Many expats living in the UAE have been plagued by them at some point, usually soon after they land in the country — cold calls from financial planners promising to help invest your money or move your pension abroad.
You might be interested in their services, but should you buy from advisers who earn their living making commissions on the products they sell? Or should you instead select a fee-based financial planner who receives their compensation regardless of what they advise you to buy? And what difference does it make anyway? The answer to that question depends on whom you ask.
Jessica Cook, a private client adviser with AES International, who works on a fee basis, says the fees of commission-based advisers are almost always tied to specific products or services. “The model misses so much of what clients actually need,” she says. “A fee-based adviser can practise with a much greater degree of objectivity and independence. [They] cannot be swayed by any personal benefits that may come along with certain recommendations.”

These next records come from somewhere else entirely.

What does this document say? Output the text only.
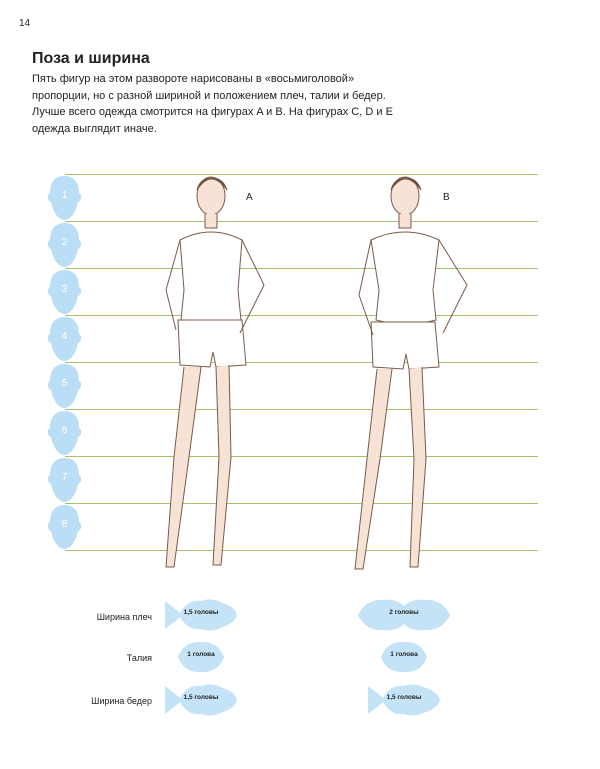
14
Поза и ширина
Пять фигур на этом развороте нарисованы в «восьмиголовой» пропорции, но с разной шириной и положением плеч, талии и бедер. Лучше всего одежда смотрится на фигурах A и B. На фигурах C, D и E одежда выглядит иначе.
1
2
3
4
5
6
7
8
A	B
Ширина плеч
Талия
Ширина бедер
1,5 головы
1 голова
1,5 головы
2 головы
1 голова
1,5 головы
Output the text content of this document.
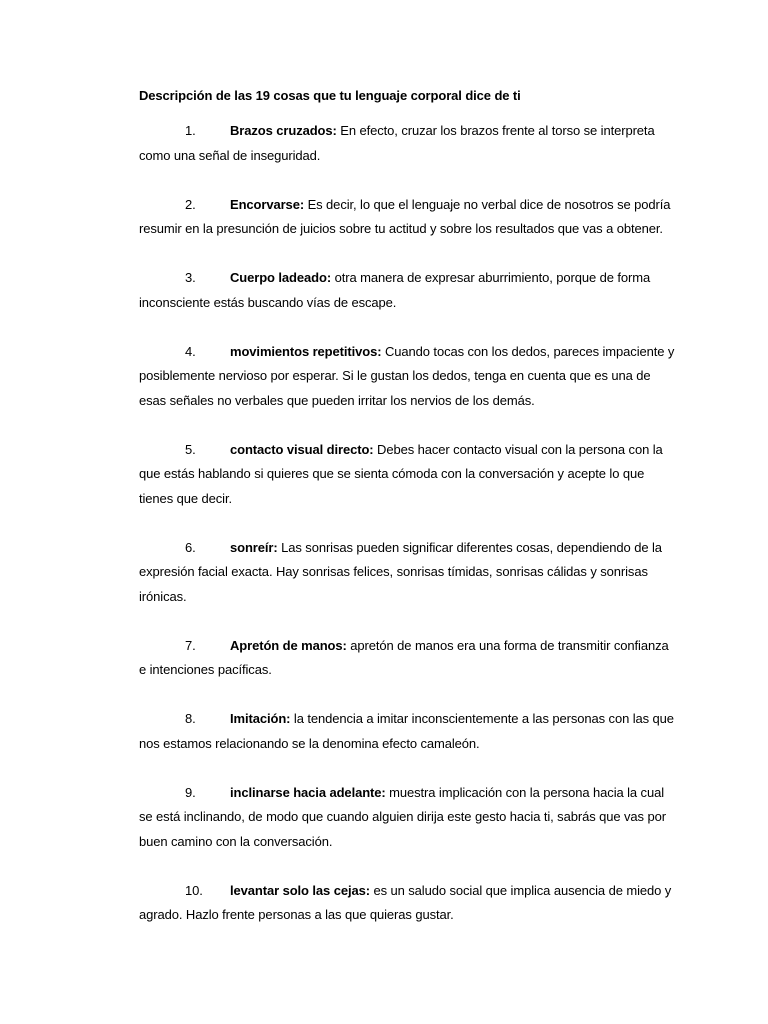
Descripción de las 19 cosas que tu lenguaje corporal dice de ti
1.	Brazos cruzados: En efecto, cruzar los brazos frente al torso se interpreta como una señal de inseguridad.
2.	Encorvarse: Es decir, lo que el lenguaje no verbal dice de nosotros se podría resumir en la presunción de juicios sobre tu actitud y sobre los resultados que vas a obtener.
3.	Cuerpo ladeado: otra manera de expresar aburrimiento, porque de forma inconsciente estás buscando vías de escape.
4.	movimientos repetitivos: Cuando tocas con los dedos, pareces impaciente y posiblemente nervioso por esperar. Si le gustan los dedos, tenga en cuenta que es una de esas señales no verbales que pueden irritar los nervios de los demás.
5.	contacto visual directo: Debes hacer contacto visual con la persona con la que estás hablando si quieres que se sienta cómoda con la conversación y acepte lo que tienes que decir.
6.	sonreír: Las sonrisas pueden significar diferentes cosas, dependiendo de la expresión facial exacta. Hay sonrisas felices, sonrisas tímidas, sonrisas cálidas y sonrisas irónicas.
7.	Apretón de manos: apretón de manos era una forma de transmitir confianza e intenciones pacíficas.
8.	Imitación: la tendencia a imitar inconscientemente a las personas con las que nos estamos relacionando se la denomina efecto camaleón.
9.	inclinarse hacia adelante: muestra implicación con la persona hacia la cual se está inclinando, de modo que cuando alguien dirija este gesto hacia ti, sabrás que vas por buen camino con la conversación.
10. levantar solo las cejas: es un saludo social que implica ausencia de miedo y agrado. Hazlo frente personas a las que quieras gustar.
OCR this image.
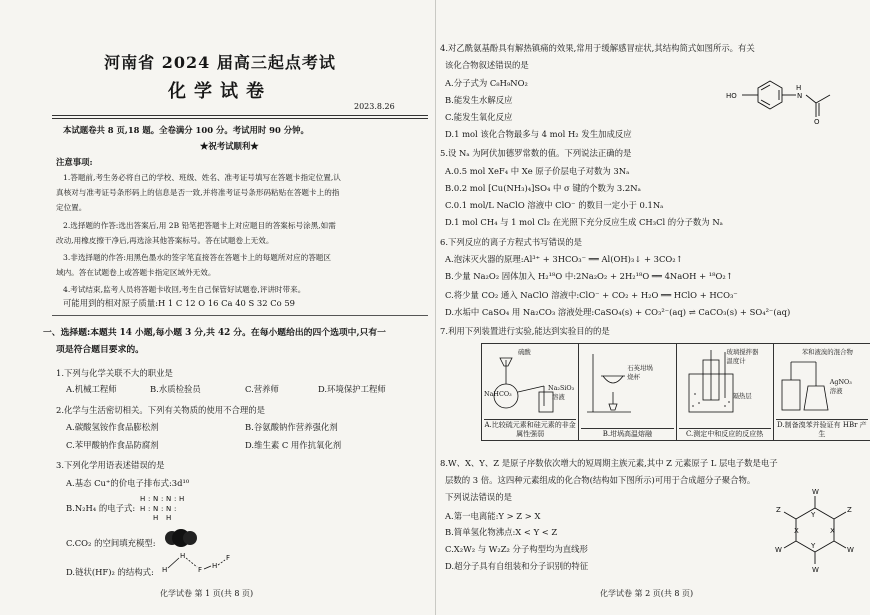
河南省 2024 届高三起点考试
化学试卷
2023.8.26
本试题卷共 8 页,18 题。全卷满分 100 分。考试用时 90 分钟。
★祝考试顺利★
注意事项:
1.答题前,考生务必将自己的学校、班级、姓名、准考证号填写在答题卡指定位置,认
真核对与准考证号条形码上的信息是否一致,并将准考证号条形码粘贴在答题卡上的指
定位置。
2.选择题的作答:选出答案后,用 2B 铅笔把答题卡上对应题目的答案标号涂黑,如需
改动,用橡皮擦干净后,再选涂其他答案标号。答在试题卷上无效。
3.非选择题的作答:用黑色墨水的签字笔直接答在答题卡上的每题所对应的答题区
域内。答在试题卷上或答题卡指定区域外无效。
4.考试结束,监考人员将答题卡收回,考生自己保管好试题卷,评讲时带来。
可能用到的相对原子质量:H 1 C 12 O 16 Ca 40 S 32 Co 59
一、选择题:本题共 14 小题,每小题 3 分,共 42 分。在每小题给出的四个选项中,只有一
项是符合题目要求的。
1.下列与化学关联不大的职业是
A.机械工程师	B.水质检验员	C.营养师	D.环境保护工程师
2.化学与生活密切相关。下列有关物质的使用不合理的是
A.碳酸氢铵作食品膨松剂	B.谷氨酸钠作营养强化剂
C.苯甲酸钠作食品防腐剂	D.维生素 C 用作抗氧化剂
3.下列化学用语表述错误的是
A.基态 Cu⁺的价电子排布式:3d¹⁰
B.N₂H₄ 的电子式:
H : N : N : H
H : N : N :
H H
C.CO₂ 的空间填充模型:
D.链状(HF)₂ 的结构式: H
H
F H
F
化学试卷 第 1 页(共 8 页)
4.对乙酰氨基酚具有解热镇痛的效果,常用于缓解感冒症状,其结构简式如图所示。有关
该化合物叙述错误的是
A.分子式为 C₈H₉NO₂
B.能发生水解反应
C.能发生氧化反应
D.1 mol 该化合物最多与 4 mol H₂ 发生加成反应
HO
H
N
O
5.设 Nₐ 为阿伏加德罗常数的值。下列说法正确的是
A.0.5 mol XeF₄ 中 Xe 原子价层电子对数为 3Nₐ
B.0.2 mol [Cu(NH₃)₄]SO₄ 中 σ 键的个数为 3.2Nₐ
C.0.1 mol/L NaClO 溶液中 ClO⁻ 的数目一定小于 0.1Nₐ
D.1 mol CH₄ 与 1 mol Cl₂ 在光照下充分反应生成 CH₃Cl 的分子数为 Nₐ
6.下列反应的离子方程式书写错误的是
A.泡沫灭火器的原理:Al³⁺ + 3HCO₃⁻ ══ Al(OH)₃↓ + 3CO₂↑
B.少量 Na₂O₂ 固体加入 H₂¹⁸O 中:2Na₂O₂ + 2H₂¹⁸O ══ 4NaOH + ¹⁸O₂↑
C.将少量 CO₂ 通入 NaClO 溶液中:ClO⁻ + CO₂ + H₂O ══ HClO + HCO₃⁻
D.水垢中 CaSO₄ 用 Na₂CO₃ 溶液处理:CaSO₄(s) + CO₃²⁻(aq) ⇌ CaCO₃(s) + SO₄²⁻(aq)
7.利用下列装置进行实验,能达到实验目的的是
硫酸
NaHCO₃
Na₂SiO₃
溶液
A.比较硫元素和硅元素的非金属性强弱
石英坩埚
烧杯
B.坩埚高温熔融
玻璃搅拌器
温度计
隔热层
C.测定中和反应的反应热
苯和液溴的混合物
AgNO₃
溶液
D.制备溴苯并验证有 HBr 产生
8.W、X、Y、Z 是原子序数依次增大的短周期主族元素,其中 Z 元素原子 L 层电子数是电子
层数的 3 倍。这四种元素组成的化合物(结构如下图所示)可用于合成超分子聚合物。
下列说法错误的是
A.第一电离能:Y > Z > X
B.简单氢化物沸点:X < Y < Z
C.X₂W₂ 与 W₂Z₂ 分子构型均为直线形
D.超分子具有自组装和分子识别的特征
W
Z
W
W
W
Z
Y
X
Y
X
化学试卷 第 2 页(共 8 页)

The fee-based relationship also instils a solid long-term partnership between the adviser and the client, she says. “The advice is far more transparent and the client can be certain of the costs involved. No hidden charges lurk around the corner. This really has a knock-on effect in so far as the fee structure provides clients with the opportunity to get more service out of the money they spend on professional advice.
“Today’s clients expect much more clarity and transparency from their financial advisers. This, coupled with an ever-increasing compliance framework, is seeing the demand for fee-based advice increase dramatically.”
In the United States, President Barack Obama is aiming to introduce laws to reduce conflicts of interest for financial advisers who recommend retirement products. But commission-based financial planners argue there are benefits to receiving advice from someone whose compensation is tied to what they sell.
“Somebody who is fee-based has no incentive to recommend a solution, because they are going to get paid whatever happens,” says Edward Mainwaring-Burton, Senior Financial Planner at Acuma, who works mainly on commission.
“If you compare it to seeing a lawyer who would charge by the hour, you might sit there and have a lovely chat about what you were doing over the weekend and how your family is and that would cost you $200 (Dh734.5) . With a fee-based consultant you are paying for the time, whatever happens, so whether or not there is any advice or any action required there is always going to be a bill.
“However, with commission-based [financial advisers] you are only ever going to pay for work that the person does for you.”
His company, which is part of the deVere Group, the world’s largest independent international financial consultancy, receives its commissions directly from the companies it works with. All of its consultants receive a flat rate for all groups, products and services to ensure there is no conflict of interest, says Mainwaring-Burton.
“I know there are other companies that offer higher commissions or direct commissions,” he adds. “And some consultants have direct relationships with the institutions, but it really does come down to the individual company.”
He thinks the industry is moving towards a situation whereby commissions are paid based on the size of the assets under management. Tying the compensation directly to the size of the asset means it is in planners’ best interests for their clients’ investments to grow. How that develops remains to be seen. But one thing is for sure. One way or another you will pay for financial advice.
“When it comes to remuneration for professional advice, it is important to bear in mind that good quality advice does not come for free,” says Marcus Gent, Managing Director for the Middle East and rest of the world for Friends Provident International, which offers a range of different products. “It is a matter for you to decide how you would prefer to pay for the advice.”